Una prima risposta l’ha data don Angelo stesso, presentandoci ai piccoli partecipanti al “campamento”. «Questi amici svizzeri – ha detto – hanno scelto di essere qui, invece di starsene su una spiaggia a riposare. Non lo hanno fatto, però, perché sono particolarmente buoni, ma perché esperienze come questa li fanno star bene. Perché la via della felicità passa per il servizio e per l’incontro con l’altro. Del resto il Vangelo ce lo ripete continuamente». È vero, anche se forse qualcuno potrà offendersi leggendolo: una delle principali motivazioni verso il volontariato è certamente una buona dose di sano egoismo, che ci spinge a cercare il benessere interiore tendendo la mano al prossimo. Già il gesto in sé ha un che di terapeutico, poi amplificato dal fatto che quella stessa mano non torna mai vuota a noi. Anzi: dare dieci in umanità vuol dire esser già sicuri in partenza che si riceverà almeno cento in cambio. Se non è una buona motivazione questa…

Poi ci sono il desiderio dell’incontro e di ampliare i propri orizzonti. «Anche stando qui, hai la possibilità di conoscere nuove persone», potrebbe obiettare qualcuno. Certamente. Ma non è la stessa cosa. Partire vuol dire avere la conferma di due verità apparentemente in antitesi fra loro: siamo tutti diversi e siamo tutti uguali. Ed è un arricchimento senza pari scoprire che si può vivere la stessa vita ma in modo differente (a El Porfin – spesso senz’acqua, senza elettricità, senza internet… – abbiamo davvero sperimentato quel che è veramente essenziale), ma che poi – in fondo – tutti gioiamo o soffriamo per le medesime cose. Un’apertura che alleggerisce il cuore e, soprattutto, un patrimonio che permette di tornare rinnovati alla propria realtà, vedendola con occhi diversi e mettendo l’accoglienza al primo posto.

Viaggi come questi sono, insomma, due sguardi che si incontrano e che si arricchiscono a vicenda. Noi abbiamo portato in valigia un po’ del nostro mondo e loro ci hanno aperto il proprio. Lì abbiamo scoperto che in una terra apparentemente arida (dove a far le spese di una situazione politico-economica difficile e a dir poco complessa è, come sempre, la popolazione più fragile) già molti semi attendono di germogliare. Anche negli angoli più remoti. Bisogna solo che qualcuno se ne prenda cura. A questo, talvolta, può servire lo sguardo dell’altro.
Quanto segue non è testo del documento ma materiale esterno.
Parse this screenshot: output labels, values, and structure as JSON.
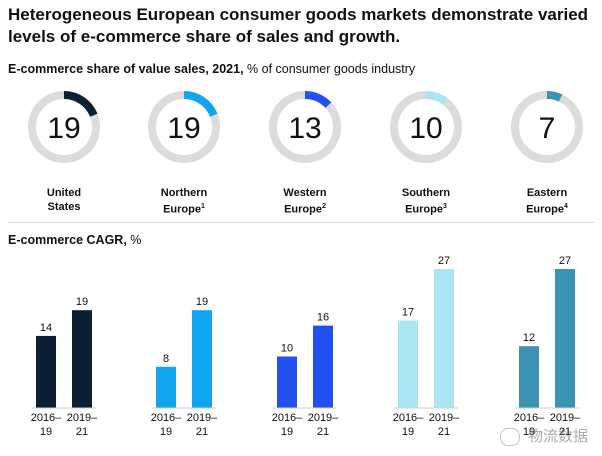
{
  "title": "Heterogeneous European consumer goods markets demonstrate varied levels of e-commerce share of sales and growth.",
  "share_heading": {
    "bold": "E-commerce share of value sales, 2021,",
    "rest": " % of consumer goods industry"
  },
  "cagr_heading": {
    "bold": "E-commerce CAGR,",
    "rest": " %"
  },
  "regions": [
    {
      "name": "United States",
      "line1": "United",
      "line2": "States",
      "sup": "",
      "color": "#0b1f33"
    },
    {
      "name": "Northern Europe",
      "line1": "Northern",
      "line2": "Europe",
      "sup": "1",
      "color": "#12a5ef"
    },
    {
      "name": "Western Europe",
      "line1": "Western",
      "line2": "Europe",
      "sup": "2",
      "color": "#2350f0"
    },
    {
      "name": "Southern Europe",
      "line1": "Southern",
      "line2": "Europe",
      "sup": "3",
      "color": "#a9e6f2"
    },
    {
      "name": "Eastern Europe",
      "line1": "Eastern",
      "line2": "Europe",
      "sup": "4",
      "color": "#3b93b3"
    }
  ],
  "watermark": "物流数据",
  "chart_data": [
    {
      "type": "pie",
      "title": "E-commerce share of value sales, 2021, % of consumer goods industry",
      "categories": [
        "United States",
        "Northern Europe",
        "Western Europe",
        "Southern Europe",
        "Eastern Europe"
      ],
      "values": [
        19,
        19,
        13,
        10,
        7
      ],
      "max": 100
    },
    {
      "type": "bar",
      "title": "E-commerce CAGR, %",
      "categories": [
        "United States",
        "Northern Europe",
        "Western Europe",
        "Southern Europe",
        "Eastern Europe"
      ],
      "period_labels": [
        [
          "2016–",
          "19"
        ],
        [
          "2019–",
          "21"
        ]
      ],
      "series": [
        {
          "name": "2016–19",
          "values": [
            14,
            8,
            10,
            17,
            12
          ]
        },
        {
          "name": "2019–21",
          "values": [
            19,
            19,
            16,
            27,
            27
          ]
        }
      ],
      "ylim": [
        0,
        27
      ]
    }
  ]
}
Ad accorgersi che le risorse ci sono e che il passo successivo è quello di attivarsi per metterle a frutto, senza aspettare un aiuto istituzionale che praticamente non esiste. È un discorso che don Angelo sta portando avanti da quarant’anni e i risultati – anche se piccoli e lenti – cominciano a vedersi. A noi è sembrato importante accompagnare i più giovani in un minuscolo tratto di strada, con la speranza che ora qualcun altro – qualcuno di laggiù – li prenda a sua volta per mano per continuare su un cammino che saranno loro a dover tracciare, disegnando il proprio futuro.